El producto de obrador resurge para satisfacer los nuevos hábitos alimentarios.
La artesanía socorre a un sector con décadas de retroceso. Los hogares gastaron casi 3.800 millones de euros en pan en 2015, casi un 18% menos que en 2008, y el consumo ha caído a la mitad en 25 años, poniendo a España en la cola europea de este producto. Los panaderos tradicionales con obrador encabezan la batalla por revertir la situación, mientras que los grandes fabricantes de panes precocidos congelados invierten en líneas de fabricación que emulan la forma artesana.
Un nutrido grupo de jóvenes de profesiones variopintas se han lanzado a hacer pan a la vieja usanza. “El buen pan emerge y salvará un sector dominado por los fabricantes de panes congelados precocidos y el pan de molde. En Madrid y en casi toda la zona centro solo había despachos de pan, los obradores quedaron reducidos al arco mediterráneo, Galicia y algunos pueblos. A estos obradores, y a los de otros países, es donde van estos jóvenes a aprender el oficio para abrir su tienda con obrador”, cuenta Andreu Llargués, presidente de Ceopan, la asociación de los panaderos tradicionales.

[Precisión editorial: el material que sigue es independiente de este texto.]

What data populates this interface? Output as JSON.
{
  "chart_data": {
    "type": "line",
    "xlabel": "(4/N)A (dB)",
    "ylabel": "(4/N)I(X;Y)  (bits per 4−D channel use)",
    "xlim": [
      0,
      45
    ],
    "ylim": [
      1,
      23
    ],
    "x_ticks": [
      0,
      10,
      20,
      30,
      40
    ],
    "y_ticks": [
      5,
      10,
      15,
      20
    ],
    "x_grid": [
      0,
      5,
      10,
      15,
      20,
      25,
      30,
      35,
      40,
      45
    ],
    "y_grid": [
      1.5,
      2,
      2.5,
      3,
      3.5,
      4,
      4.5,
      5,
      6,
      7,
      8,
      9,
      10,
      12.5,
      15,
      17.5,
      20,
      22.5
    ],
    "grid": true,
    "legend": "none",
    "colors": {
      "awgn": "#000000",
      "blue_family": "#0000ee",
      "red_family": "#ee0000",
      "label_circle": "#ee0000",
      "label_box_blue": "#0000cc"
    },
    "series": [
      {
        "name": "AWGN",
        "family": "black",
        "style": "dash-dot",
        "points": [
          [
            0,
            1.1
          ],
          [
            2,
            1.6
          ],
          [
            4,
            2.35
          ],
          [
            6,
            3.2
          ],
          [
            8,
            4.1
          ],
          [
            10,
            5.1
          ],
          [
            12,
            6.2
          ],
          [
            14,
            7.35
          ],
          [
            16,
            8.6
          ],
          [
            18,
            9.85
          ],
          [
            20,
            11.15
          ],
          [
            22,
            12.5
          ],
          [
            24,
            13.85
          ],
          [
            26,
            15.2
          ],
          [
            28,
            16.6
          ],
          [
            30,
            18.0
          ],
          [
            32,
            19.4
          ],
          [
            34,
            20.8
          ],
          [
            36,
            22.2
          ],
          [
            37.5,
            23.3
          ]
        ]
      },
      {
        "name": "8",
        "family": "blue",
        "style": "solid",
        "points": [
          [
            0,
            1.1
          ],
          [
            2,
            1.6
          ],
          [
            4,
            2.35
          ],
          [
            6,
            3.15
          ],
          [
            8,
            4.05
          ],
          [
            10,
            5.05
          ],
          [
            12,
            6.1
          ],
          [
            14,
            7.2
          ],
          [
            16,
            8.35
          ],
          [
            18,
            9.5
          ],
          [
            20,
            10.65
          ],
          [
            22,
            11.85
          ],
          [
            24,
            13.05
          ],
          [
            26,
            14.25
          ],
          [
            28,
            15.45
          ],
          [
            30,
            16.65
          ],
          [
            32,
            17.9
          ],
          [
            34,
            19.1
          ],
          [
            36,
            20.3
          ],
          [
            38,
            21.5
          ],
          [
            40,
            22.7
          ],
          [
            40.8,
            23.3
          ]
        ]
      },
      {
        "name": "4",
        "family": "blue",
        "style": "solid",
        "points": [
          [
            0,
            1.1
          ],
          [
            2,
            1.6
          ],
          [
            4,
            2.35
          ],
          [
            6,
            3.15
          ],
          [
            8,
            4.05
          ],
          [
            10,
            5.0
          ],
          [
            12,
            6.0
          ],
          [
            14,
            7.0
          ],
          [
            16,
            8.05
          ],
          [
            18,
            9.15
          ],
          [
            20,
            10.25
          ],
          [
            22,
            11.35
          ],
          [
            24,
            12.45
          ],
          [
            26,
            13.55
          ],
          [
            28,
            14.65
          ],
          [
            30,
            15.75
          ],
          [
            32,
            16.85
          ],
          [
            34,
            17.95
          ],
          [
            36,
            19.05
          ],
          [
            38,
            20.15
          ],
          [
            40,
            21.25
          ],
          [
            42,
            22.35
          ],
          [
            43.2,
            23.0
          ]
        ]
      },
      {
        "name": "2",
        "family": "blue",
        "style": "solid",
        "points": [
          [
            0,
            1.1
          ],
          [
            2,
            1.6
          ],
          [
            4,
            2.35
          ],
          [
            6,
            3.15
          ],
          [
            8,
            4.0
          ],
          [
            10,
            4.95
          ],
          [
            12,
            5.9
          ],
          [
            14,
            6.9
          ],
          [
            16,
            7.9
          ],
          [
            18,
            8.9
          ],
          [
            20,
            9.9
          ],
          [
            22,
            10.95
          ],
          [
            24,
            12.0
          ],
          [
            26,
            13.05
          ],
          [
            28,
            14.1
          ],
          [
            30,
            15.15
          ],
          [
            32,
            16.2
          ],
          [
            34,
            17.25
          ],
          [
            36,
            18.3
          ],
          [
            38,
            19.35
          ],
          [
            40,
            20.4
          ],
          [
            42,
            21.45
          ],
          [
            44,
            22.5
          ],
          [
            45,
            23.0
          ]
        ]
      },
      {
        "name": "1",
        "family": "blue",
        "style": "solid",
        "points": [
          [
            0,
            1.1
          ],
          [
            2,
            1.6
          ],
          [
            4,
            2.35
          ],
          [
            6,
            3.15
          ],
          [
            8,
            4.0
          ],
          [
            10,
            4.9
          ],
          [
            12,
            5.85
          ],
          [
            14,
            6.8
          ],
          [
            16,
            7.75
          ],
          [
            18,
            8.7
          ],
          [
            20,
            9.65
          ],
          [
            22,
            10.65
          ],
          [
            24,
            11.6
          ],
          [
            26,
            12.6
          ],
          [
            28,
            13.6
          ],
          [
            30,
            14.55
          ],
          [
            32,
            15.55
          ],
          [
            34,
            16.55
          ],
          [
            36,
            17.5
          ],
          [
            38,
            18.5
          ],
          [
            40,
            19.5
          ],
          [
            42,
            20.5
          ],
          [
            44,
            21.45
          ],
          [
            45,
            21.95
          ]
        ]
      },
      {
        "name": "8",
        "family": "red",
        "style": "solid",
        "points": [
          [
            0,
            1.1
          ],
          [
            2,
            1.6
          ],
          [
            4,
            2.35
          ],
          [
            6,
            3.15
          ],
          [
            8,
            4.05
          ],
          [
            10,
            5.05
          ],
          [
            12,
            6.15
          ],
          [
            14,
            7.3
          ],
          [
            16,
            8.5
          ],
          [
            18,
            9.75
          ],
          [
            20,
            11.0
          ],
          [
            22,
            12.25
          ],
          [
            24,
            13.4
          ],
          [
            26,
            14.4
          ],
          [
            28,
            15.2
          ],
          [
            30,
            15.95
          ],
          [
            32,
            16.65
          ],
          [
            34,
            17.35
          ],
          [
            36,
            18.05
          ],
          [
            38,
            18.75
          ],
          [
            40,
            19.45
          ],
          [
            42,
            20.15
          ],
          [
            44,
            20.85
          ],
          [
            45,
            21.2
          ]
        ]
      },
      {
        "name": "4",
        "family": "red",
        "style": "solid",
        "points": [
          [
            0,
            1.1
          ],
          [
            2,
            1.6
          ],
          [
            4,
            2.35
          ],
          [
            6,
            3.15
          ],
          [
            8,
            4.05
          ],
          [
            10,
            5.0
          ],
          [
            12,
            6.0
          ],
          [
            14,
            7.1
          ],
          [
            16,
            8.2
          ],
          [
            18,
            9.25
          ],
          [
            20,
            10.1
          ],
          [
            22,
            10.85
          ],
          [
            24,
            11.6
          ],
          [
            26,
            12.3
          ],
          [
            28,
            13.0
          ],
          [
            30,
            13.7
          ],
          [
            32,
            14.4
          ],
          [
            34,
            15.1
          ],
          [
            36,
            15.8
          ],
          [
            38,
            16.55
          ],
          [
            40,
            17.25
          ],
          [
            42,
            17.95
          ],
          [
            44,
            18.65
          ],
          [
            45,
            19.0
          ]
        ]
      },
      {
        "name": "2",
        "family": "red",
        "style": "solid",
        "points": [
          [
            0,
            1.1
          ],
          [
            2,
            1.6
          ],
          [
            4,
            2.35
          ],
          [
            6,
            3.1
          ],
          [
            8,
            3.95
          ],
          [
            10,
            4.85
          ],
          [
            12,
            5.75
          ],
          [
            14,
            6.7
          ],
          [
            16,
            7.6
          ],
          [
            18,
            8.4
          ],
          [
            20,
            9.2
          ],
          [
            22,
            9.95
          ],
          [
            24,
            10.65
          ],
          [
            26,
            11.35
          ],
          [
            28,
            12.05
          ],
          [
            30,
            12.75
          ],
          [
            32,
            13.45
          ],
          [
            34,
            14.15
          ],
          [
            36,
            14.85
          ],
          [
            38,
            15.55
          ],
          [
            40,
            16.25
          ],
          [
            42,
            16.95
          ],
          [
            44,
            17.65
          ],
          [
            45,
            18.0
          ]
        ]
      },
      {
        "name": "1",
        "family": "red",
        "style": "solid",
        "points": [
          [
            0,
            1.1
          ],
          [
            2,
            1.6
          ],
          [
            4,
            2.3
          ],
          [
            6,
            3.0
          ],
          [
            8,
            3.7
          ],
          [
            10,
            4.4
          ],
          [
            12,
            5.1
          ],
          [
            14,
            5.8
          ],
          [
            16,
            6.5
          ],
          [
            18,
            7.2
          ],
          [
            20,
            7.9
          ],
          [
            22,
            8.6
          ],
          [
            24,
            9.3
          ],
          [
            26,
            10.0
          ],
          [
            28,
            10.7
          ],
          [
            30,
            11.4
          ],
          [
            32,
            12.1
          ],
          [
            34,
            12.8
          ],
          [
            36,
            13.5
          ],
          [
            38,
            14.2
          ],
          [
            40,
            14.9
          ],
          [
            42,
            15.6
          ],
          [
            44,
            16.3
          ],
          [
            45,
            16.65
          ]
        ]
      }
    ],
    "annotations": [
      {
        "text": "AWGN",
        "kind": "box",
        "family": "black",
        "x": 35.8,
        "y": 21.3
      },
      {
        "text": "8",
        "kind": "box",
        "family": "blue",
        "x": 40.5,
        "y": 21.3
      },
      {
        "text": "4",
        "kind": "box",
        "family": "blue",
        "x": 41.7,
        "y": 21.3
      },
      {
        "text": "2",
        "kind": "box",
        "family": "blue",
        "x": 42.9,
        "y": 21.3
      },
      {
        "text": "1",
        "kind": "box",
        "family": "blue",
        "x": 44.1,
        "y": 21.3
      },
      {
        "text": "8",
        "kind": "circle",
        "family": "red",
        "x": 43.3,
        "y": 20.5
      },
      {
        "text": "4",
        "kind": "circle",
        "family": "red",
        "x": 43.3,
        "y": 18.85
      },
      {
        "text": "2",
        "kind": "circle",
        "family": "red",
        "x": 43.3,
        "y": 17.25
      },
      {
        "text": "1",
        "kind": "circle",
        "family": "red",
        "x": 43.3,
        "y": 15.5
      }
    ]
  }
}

Javier Marca era diseñador gráfico hasta 2008, cuando empezó a hacer pan casero. “Fui a un gran horno tradicional británico a aprender el oficio y en 2013 abrí mi panadería con obrador en la trastienda. Hacemos 500 kilos diarios de pan, somos ocho personas y facturo unos 500.000 euros”, cuenta Marca, dueño de la madrileña Panic. Por su horno desfilan jóvenes deseosos de emular su trayectoria que han abierto negocio en Madrid, Latinoamérica y Asia.